Imagine a vacant lot.  The one I am imagining is in my hometown, near the record store.  There is a teenager in the lot with a tree branch. The teen begins to shift concrete chunks aside, find earth, dig in with the stick.  They prod their way into the soil. Across the street, a pale young woman emerges from the record store with a shopping bag on one shoulder and her infant on the other.  The infant is sunburned, wearing a little baby t-shirt which parodies a label on a supermarket vegetable. "Organic, one hundred percent locally grown!" it proclaims. The woman stares at the trespassing teen.  Before long, the owner of the property next door has seen the teen and called the cops on them. The teenager leaves.

As a child, they were told by their friends that if they dug deep enough they would come through on the other side.  At what point would someone notice wherever they emerged, and police would be called to come pull a dirt-covered teen out of the upturned soil?  At what point is it okay to dig a hole in a neighbor's vacant lot, and how many college degrees does that take? At what point can a soil be dug up to accommodate an infant's growth when the climate is clearly unfit for them?  At what point can a white baby in America be "locally grown"?

* * *

I reminisce on this vacant lot when I think about my hometown now, as I am away at college, the same that my uncle went to, and my grandfather.  The last time I drove past the lot it was all torn up, a basement-level pit, being developed into a new building for the expanding downtown. I have not been back in a number of months, and I wonder what it is like now.  

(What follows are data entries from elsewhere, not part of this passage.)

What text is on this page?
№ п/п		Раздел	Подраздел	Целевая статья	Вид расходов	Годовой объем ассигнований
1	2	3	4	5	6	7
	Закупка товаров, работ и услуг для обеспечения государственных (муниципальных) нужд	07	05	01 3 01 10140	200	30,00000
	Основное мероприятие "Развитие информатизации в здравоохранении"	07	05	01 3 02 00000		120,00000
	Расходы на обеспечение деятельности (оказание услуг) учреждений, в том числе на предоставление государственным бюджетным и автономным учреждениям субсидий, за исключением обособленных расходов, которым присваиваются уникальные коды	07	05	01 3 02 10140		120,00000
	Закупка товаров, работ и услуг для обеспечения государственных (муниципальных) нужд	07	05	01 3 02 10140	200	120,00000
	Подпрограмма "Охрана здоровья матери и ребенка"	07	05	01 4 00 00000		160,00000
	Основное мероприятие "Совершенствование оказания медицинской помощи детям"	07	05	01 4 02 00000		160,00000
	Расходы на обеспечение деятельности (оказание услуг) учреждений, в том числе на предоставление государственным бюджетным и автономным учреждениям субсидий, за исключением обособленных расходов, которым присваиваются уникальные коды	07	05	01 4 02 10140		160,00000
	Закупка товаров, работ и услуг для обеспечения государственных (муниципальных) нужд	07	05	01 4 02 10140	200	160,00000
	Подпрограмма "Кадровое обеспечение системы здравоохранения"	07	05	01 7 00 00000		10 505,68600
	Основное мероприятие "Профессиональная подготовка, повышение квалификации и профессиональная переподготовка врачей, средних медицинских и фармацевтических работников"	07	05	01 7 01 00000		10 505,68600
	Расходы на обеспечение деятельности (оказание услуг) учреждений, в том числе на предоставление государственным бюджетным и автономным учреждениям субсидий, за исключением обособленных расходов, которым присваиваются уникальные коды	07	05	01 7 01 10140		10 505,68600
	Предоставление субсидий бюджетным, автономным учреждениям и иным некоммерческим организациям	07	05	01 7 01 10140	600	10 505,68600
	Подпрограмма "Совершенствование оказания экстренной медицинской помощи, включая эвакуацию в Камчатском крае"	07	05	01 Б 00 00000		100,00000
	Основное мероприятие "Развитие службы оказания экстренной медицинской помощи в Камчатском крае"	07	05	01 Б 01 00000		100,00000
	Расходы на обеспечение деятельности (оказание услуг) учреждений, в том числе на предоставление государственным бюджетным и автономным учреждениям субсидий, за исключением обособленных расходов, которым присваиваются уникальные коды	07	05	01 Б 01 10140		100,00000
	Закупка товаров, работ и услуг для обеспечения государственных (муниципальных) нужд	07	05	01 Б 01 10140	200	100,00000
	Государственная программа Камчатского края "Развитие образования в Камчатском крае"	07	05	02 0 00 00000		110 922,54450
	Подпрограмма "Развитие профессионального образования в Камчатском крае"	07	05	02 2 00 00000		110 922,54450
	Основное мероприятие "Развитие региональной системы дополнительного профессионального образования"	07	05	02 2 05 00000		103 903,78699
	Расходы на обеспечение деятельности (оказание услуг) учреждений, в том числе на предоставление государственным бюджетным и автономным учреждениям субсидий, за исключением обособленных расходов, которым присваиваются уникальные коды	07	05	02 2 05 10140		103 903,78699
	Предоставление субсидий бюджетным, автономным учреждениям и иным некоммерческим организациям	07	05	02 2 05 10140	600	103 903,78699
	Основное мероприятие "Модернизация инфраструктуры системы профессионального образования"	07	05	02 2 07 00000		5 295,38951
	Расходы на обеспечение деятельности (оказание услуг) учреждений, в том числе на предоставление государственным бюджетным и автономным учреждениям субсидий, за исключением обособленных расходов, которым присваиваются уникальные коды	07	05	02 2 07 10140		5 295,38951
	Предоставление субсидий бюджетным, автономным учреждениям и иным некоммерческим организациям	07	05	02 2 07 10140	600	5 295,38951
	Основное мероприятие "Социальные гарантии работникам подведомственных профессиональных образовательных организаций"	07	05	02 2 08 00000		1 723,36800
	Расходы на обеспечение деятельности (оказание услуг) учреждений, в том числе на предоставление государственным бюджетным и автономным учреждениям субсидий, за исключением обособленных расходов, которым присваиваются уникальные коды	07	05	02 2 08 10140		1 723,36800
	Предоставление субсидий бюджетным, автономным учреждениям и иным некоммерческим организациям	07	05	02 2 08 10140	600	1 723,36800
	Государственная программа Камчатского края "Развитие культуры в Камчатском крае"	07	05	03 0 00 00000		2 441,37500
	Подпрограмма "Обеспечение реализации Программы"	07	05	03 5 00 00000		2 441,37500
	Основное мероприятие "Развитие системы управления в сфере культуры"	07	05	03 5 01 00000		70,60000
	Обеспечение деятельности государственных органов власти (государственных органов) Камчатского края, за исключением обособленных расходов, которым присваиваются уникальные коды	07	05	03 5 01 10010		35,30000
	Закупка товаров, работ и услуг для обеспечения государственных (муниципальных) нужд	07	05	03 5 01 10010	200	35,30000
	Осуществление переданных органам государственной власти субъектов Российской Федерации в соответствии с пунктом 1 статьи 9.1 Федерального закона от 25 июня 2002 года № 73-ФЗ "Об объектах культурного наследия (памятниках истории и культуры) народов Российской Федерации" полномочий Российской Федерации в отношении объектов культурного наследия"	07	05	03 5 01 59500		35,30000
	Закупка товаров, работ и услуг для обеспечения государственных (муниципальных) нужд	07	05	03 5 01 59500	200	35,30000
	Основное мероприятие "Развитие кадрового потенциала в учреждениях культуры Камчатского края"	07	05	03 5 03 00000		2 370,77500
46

I tried to be an engineer but I did not have the hands for it.  I guess it adds up, since I never spent my childhood digging little rivers and damming them up just to watch the land.  I was focused on stories. I would draw maps and make up names and places and they would always be of homes tucked away, small, almost a part of the earth.  And when I was a teen, I did not stop in that vacant lot and dig; that wasn't me. I stopped there and wrote until I had no ideas left in me, and then I stared at little plants growing up through the concrete and asked them for more, but they only told me there are many ways in which I can't be like the good American men in my family.

This is an apology but it is not an excuse.  It is my letter to the land and whoever's listening.  I'm sorry for my presumption, that I thought to use this soil, to shape it to myself.  My family and I, we all read the same book, we all know the same truths. They chose to mitigate damage.  I am choosing to crawl out of this hole that was dug for me, shaped like a Good American Man. I don't know if it is any better of a decision, to walk away rather than hold things together, but I hope something good will fill the space I left behind.